Greater one-horned rhinos, currently listed as Vulnerable by the IUCN, also gained in numbers up to 4,075, from 4,014 at the last count. These animals are found in India and Nepal. “The total population estimate in August 2018 was estimated to be 3,588 individuals,” writes the IUCN, suggesting that numbers of this species have been climbing steadily for the last 100 years. 

On the Indonesian island of Sumatra, the report explains that the Sumatran rhino population remains the same since numbers were last checked in 2022, at an estimate of 34-47. These animals are critically endangered and are even suggested to be the most threatened large mammal on Earth. 

There’s more bad news for the rhino population in Java. This species lives in just one area, the Ujung Kulon National Park, and is estimated to have declined to just 50 individuals from 76, reportedly just from poaching. They also face the threat of the Arenga palm (Arenga obtusifolia), which can outcompete the park’s natural flora and food source for the rhinos. 

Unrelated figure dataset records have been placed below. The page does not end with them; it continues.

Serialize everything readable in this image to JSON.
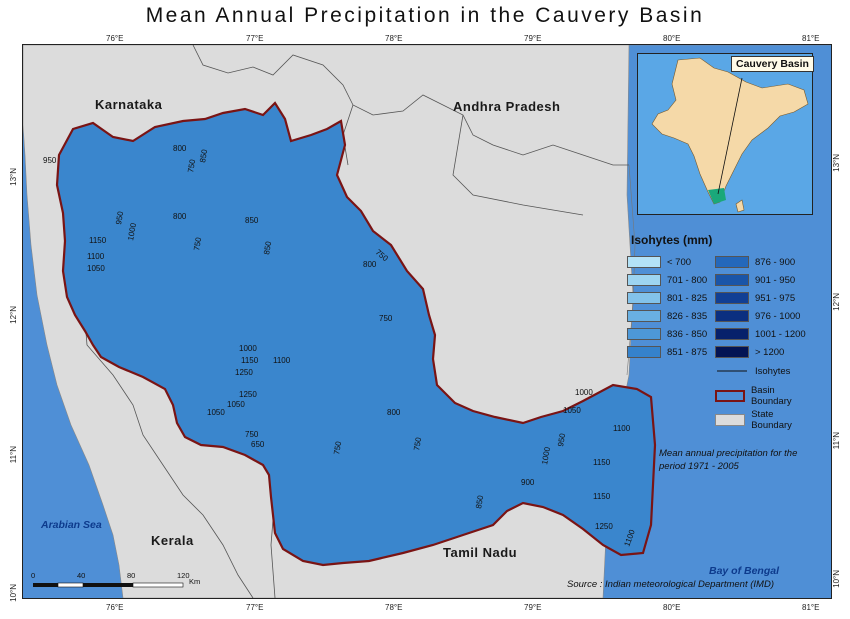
{
  "title": "Mean Annual Precipitation in the Cauvery Basin",
  "axes": {
    "top_longitudes": [
      "76°E",
      "77°E",
      "78°E",
      "79°E",
      "80°E",
      "81°E"
    ],
    "bottom_longitudes": [
      "76°E",
      "77°E",
      "78°E",
      "79°E",
      "80°E",
      "81°E"
    ],
    "left_latitudes": [
      "13°N",
      "12°N",
      "11°N",
      "10°N"
    ],
    "right_latitudes": [
      "13°N",
      "12°N",
      "11°N",
      "10°N"
    ]
  },
  "places": {
    "karnataka": "Karnataka",
    "andhra_pradesh": "Andhra Pradesh",
    "kerala": "Kerala",
    "tamil_nadu": "Tamil Nadu"
  },
  "seas": {
    "arabian_sea": "Arabian Sea",
    "bay_of_bengal": "Bay of Bengal"
  },
  "inset": {
    "label": "Cauvery Basin"
  },
  "legend": {
    "title": "Isohytes (mm)",
    "classes_left": [
      {
        "label": "< 700",
        "color": "#b3e2f7"
      },
      {
        "label": "701 - 800",
        "color": "#9dd4f1"
      },
      {
        "label": "801 - 825",
        "color": "#83c2ea"
      },
      {
        "label": "826 - 835",
        "color": "#69b0e2"
      },
      {
        "label": "836 - 850",
        "color": "#4d98d8"
      },
      {
        "label": "851 - 875",
        "color": "#3582cc"
      }
    ],
    "classes_right": [
      {
        "label": "876 - 900",
        "color": "#2468bb"
      },
      {
        "label": "901 - 950",
        "color": "#1a55a8"
      },
      {
        "label": "951 - 975",
        "color": "#113f94"
      },
      {
        "label": "976 - 1000",
        "color": "#0b2f80"
      },
      {
        "label": "1001 - 1200",
        "color": "#07216b"
      },
      {
        "label": "> 1200",
        "color": "#031454"
      }
    ],
    "isohytes": "Isohytes",
    "basin_boundary": "Basin Boundary",
    "state_boundary": "State Boundary"
  },
  "note": "Mean annual precipitation for the period 1971 - 2005",
  "source": "Source : Indian meteorological Department (IMD)",
  "scale": {
    "ticks": [
      "0",
      "40",
      "80",
      "120"
    ],
    "unit": "Km"
  },
  "contour_labels": [
    "800",
    "750",
    "850",
    "800",
    "750",
    "1000",
    "950",
    "1150",
    "1100",
    "1050",
    "950",
    "850",
    "750",
    "800",
    "750",
    "850",
    "1000",
    "1150",
    "1250",
    "1100",
    "1050",
    "1250",
    "1050",
    "800",
    "750",
    "650",
    "750",
    "750",
    "850",
    "900",
    "1000",
    "1050",
    "1100",
    "1150",
    "1150",
    "1250",
    "1000",
    "950",
    "1100"
  ]
}
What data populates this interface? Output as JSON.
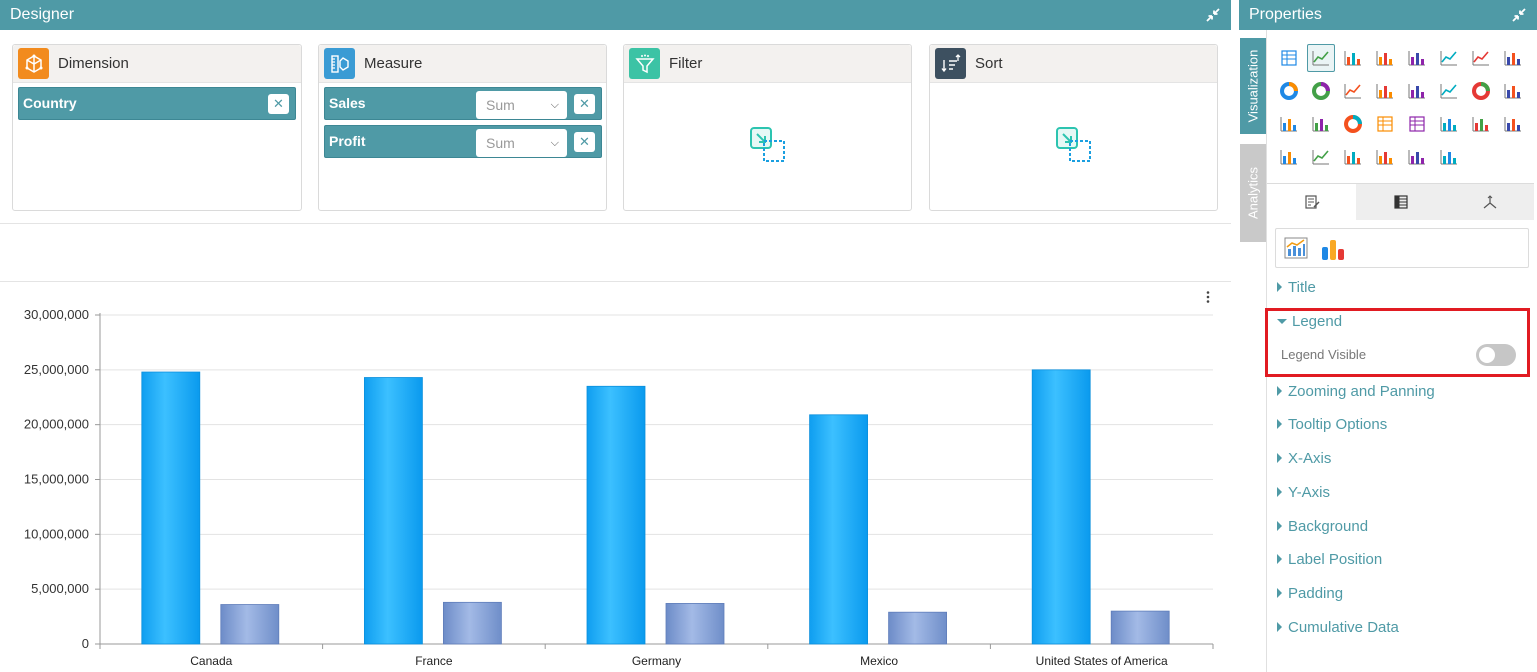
{
  "designer": {
    "title": "Designer",
    "wells": {
      "dimension": {
        "label": "Dimension",
        "fields": [
          "Country"
        ]
      },
      "measure": {
        "label": "Measure",
        "fields": [
          {
            "name": "Sales",
            "aggregation": "Sum"
          },
          {
            "name": "Profit",
            "aggregation": "Sum"
          }
        ]
      },
      "filter": {
        "label": "Filter"
      },
      "sort": {
        "label": "Sort"
      }
    }
  },
  "chart_data": {
    "type": "bar",
    "categories": [
      "Canada",
      "France",
      "Germany",
      "Mexico",
      "United States of America"
    ],
    "series": [
      {
        "values": [
          24800000,
          24300000,
          23500000,
          20900000,
          25000000
        ],
        "color": "#1ea7f5"
      },
      {
        "values": [
          3600000,
          3800000,
          3700000,
          2900000,
          3000000
        ],
        "color": "#7f9cd0"
      }
    ],
    "yticks": [
      "0",
      "5,000,000",
      "10,000,000",
      "15,000,000",
      "20,000,000",
      "25,000,000",
      "30,000,000"
    ],
    "ylim": [
      0,
      30000000
    ],
    "grid": true,
    "legend": "none"
  },
  "properties": {
    "title": "Properties",
    "side_tabs": [
      "Visualization",
      "Analytics"
    ],
    "sections": {
      "title": "Title",
      "legend": "Legend",
      "legend_visible": "Legend Visible",
      "zooming": "Zooming and Panning",
      "tooltip": "Tooltip Options",
      "xaxis": "X-Axis",
      "yaxis": "Y-Axis",
      "background": "Background",
      "label_position": "Label Position",
      "padding": "Padding",
      "cumulative": "Cumulative Data"
    },
    "legend_visible_on": false
  },
  "colors": {
    "header": "#4f9aa6",
    "bar_primary": "#1ea7f5",
    "bar_secondary": "#7f9cd0",
    "highlight": "#e11b22"
  }
}
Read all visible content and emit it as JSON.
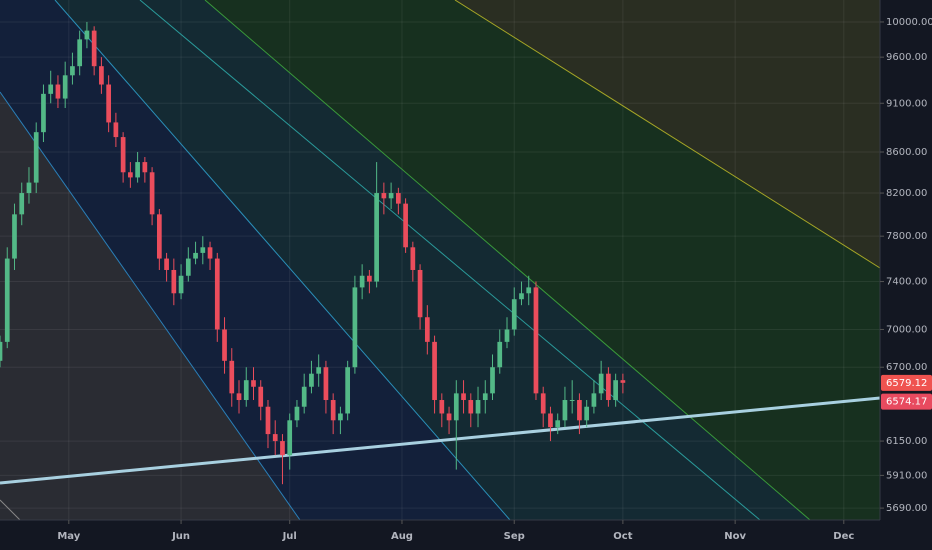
{
  "chart_data": {
    "type": "candlestick",
    "x": [
      0,
      2,
      4,
      6,
      8,
      10,
      12,
      14,
      16,
      18,
      20,
      22,
      24,
      26,
      28,
      30,
      32,
      34,
      36,
      38,
      40,
      42,
      44,
      46,
      48,
      50,
      52,
      54,
      56,
      58,
      60,
      62,
      64,
      66,
      68,
      70,
      72,
      74,
      76,
      78,
      80,
      82,
      84,
      86,
      88,
      90,
      92,
      94,
      96,
      98,
      100,
      102,
      104,
      106,
      108,
      110,
      112,
      114,
      116,
      118,
      120,
      122,
      124,
      126,
      128,
      130,
      132,
      134,
      136,
      138,
      140,
      142,
      144,
      146,
      148,
      150,
      152,
      154,
      156,
      158,
      160,
      162,
      164,
      166,
      168,
      170,
      172
    ],
    "open": [
      6750,
      6900,
      7600,
      8000,
      8200,
      8300,
      8800,
      9200,
      9300,
      9150,
      9400,
      9500,
      9800,
      9900,
      9500,
      9300,
      8900,
      8750,
      8400,
      8350,
      8500,
      8400,
      8000,
      7600,
      7500,
      7300,
      7450,
      7600,
      7650,
      7700,
      7600,
      7000,
      6750,
      6500,
      6450,
      6600,
      6550,
      6400,
      6200,
      6150,
      6050,
      6300,
      6400,
      6550,
      6650,
      6700,
      6450,
      6300,
      6350,
      6700,
      7350,
      7450,
      7400,
      8200,
      8150,
      8200,
      8100,
      7700,
      7500,
      7100,
      6900,
      6450,
      6350,
      6300,
      6500,
      6450,
      6350,
      6450,
      6500,
      6700,
      6900,
      7000,
      7250,
      7300,
      7350,
      6500,
      6350,
      6250,
      6300,
      6450,
      6450,
      6300,
      6400,
      6500,
      6650,
      6450,
      6600
    ],
    "high": [
      6950,
      7700,
      8100,
      8300,
      8450,
      8900,
      9300,
      9450,
      9400,
      9550,
      9650,
      9900,
      10000,
      9950,
      9600,
      9400,
      9000,
      8800,
      8500,
      8600,
      8550,
      8450,
      8050,
      7650,
      7600,
      7550,
      7700,
      7750,
      7800,
      7750,
      7650,
      7100,
      6850,
      6600,
      6700,
      6700,
      6600,
      6450,
      6300,
      6200,
      6350,
      6450,
      6650,
      6750,
      6800,
      6750,
      6500,
      6400,
      6750,
      7450,
      7550,
      7500,
      8500,
      8300,
      8300,
      8250,
      8150,
      7750,
      7550,
      7200,
      6950,
      6500,
      6400,
      6600,
      6600,
      6500,
      6550,
      6600,
      6800,
      7000,
      7100,
      7350,
      7400,
      7450,
      7400,
      6550,
      6400,
      6350,
      6550,
      6600,
      6500,
      6450,
      6600,
      6750,
      6700,
      6650,
      6650
    ],
    "low": [
      6700,
      6850,
      7500,
      7900,
      8100,
      8200,
      8700,
      9100,
      9050,
      9050,
      9300,
      9400,
      9700,
      9400,
      9200,
      8800,
      8650,
      8300,
      8250,
      8300,
      8300,
      7900,
      7500,
      7400,
      7200,
      7250,
      7400,
      7550,
      7550,
      7500,
      6900,
      6650,
      6400,
      6350,
      6400,
      6450,
      6300,
      6100,
      6050,
      5850,
      5950,
      6250,
      6350,
      6500,
      6550,
      6350,
      6200,
      6200,
      6300,
      6650,
      7250,
      7300,
      7350,
      8000,
      8050,
      8000,
      7650,
      7400,
      7000,
      6800,
      6350,
      6250,
      6200,
      5950,
      6350,
      6250,
      6250,
      6350,
      6450,
      6650,
      6850,
      6950,
      7200,
      7200,
      6450,
      6250,
      6150,
      6200,
      6250,
      6350,
      6200,
      6250,
      6350,
      6450,
      6400,
      6400,
      6500
    ],
    "close": [
      6900,
      7600,
      8000,
      8200,
      8300,
      8800,
      9200,
      9300,
      9150,
      9400,
      9500,
      9800,
      9900,
      9500,
      9300,
      8900,
      8750,
      8400,
      8350,
      8500,
      8400,
      8000,
      7600,
      7500,
      7300,
      7450,
      7600,
      7650,
      7700,
      7600,
      7000,
      6750,
      6500,
      6450,
      6600,
      6550,
      6400,
      6200,
      6150,
      6050,
      6300,
      6400,
      6550,
      6650,
      6700,
      6450,
      6300,
      6350,
      6700,
      7350,
      7450,
      7400,
      8200,
      8150,
      8200,
      8100,
      7700,
      7500,
      7100,
      6900,
      6450,
      6350,
      6300,
      6500,
      6450,
      6350,
      6450,
      6500,
      6700,
      6900,
      7000,
      7250,
      7300,
      7350,
      6500,
      6350,
      6250,
      6300,
      6450,
      6450,
      6300,
      6400,
      6500,
      6650,
      6450,
      6600,
      6580
    ],
    "up_color": "#53b987",
    "down_color": "#eb4d5c",
    "xlim": [
      0,
      243
    ],
    "xticks": [
      {
        "value": 19,
        "label": "May"
      },
      {
        "value": 50,
        "label": "Jun"
      },
      {
        "value": 80,
        "label": "Jul"
      },
      {
        "value": 111,
        "label": "Aug"
      },
      {
        "value": 142,
        "label": "Sep"
      },
      {
        "value": 172,
        "label": "Oct"
      },
      {
        "value": 203,
        "label": "Nov"
      },
      {
        "value": 233,
        "label": "Dec"
      }
    ],
    "ylim": [
      5612,
      10258
    ],
    "log_scale": true,
    "grid": true,
    "yticks": [
      {
        "value": 10000,
        "label": "10000.00"
      },
      {
        "value": 9600,
        "label": "9600.00"
      },
      {
        "value": 9100,
        "label": "9100.00"
      },
      {
        "value": 8600,
        "label": "8600.00"
      },
      {
        "value": 8200,
        "label": "8200.00"
      },
      {
        "value": 7800,
        "label": "7800.00"
      },
      {
        "value": 7400,
        "label": "7400.00"
      },
      {
        "value": 7000,
        "label": "7000.00"
      },
      {
        "value": 6700,
        "label": "6700.00"
      },
      {
        "value": 6150,
        "label": "6150.00"
      },
      {
        "value": 5910,
        "label": "5910.00"
      },
      {
        "value": 5690,
        "label": "5690.00"
      }
    ],
    "price_labels": [
      6579.12,
      6574.17
    ]
  }
}
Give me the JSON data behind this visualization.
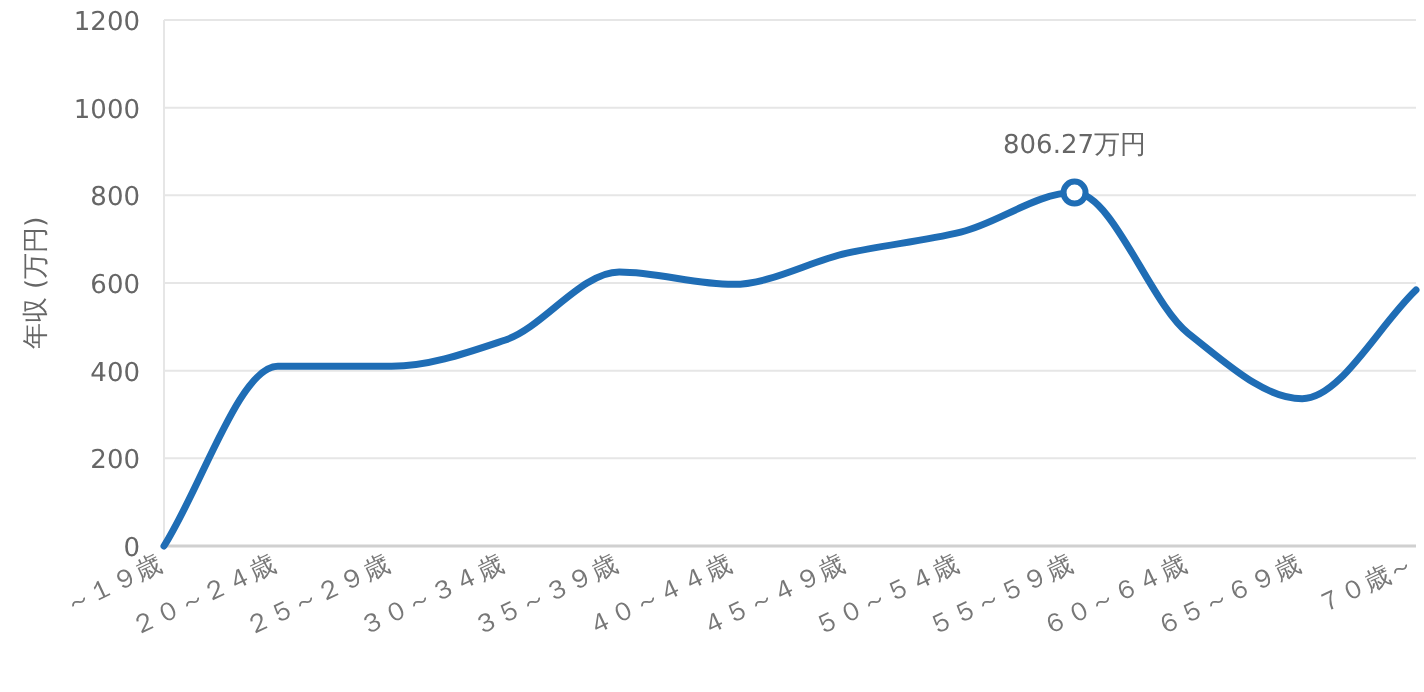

The report suggests that the total global rhino population for all of these species is 26,700. This does not include rhinos in zoos or those that are privately owned, only those in the wild or inside national parks.

“The new report is a mixed bag for rhinos, indicating most rhinos are still dangerously threatened by poaching,” said Fascione, “To truly save rhinos, we need to stem the poaching crisis and improve biological management to bolster individual populations.”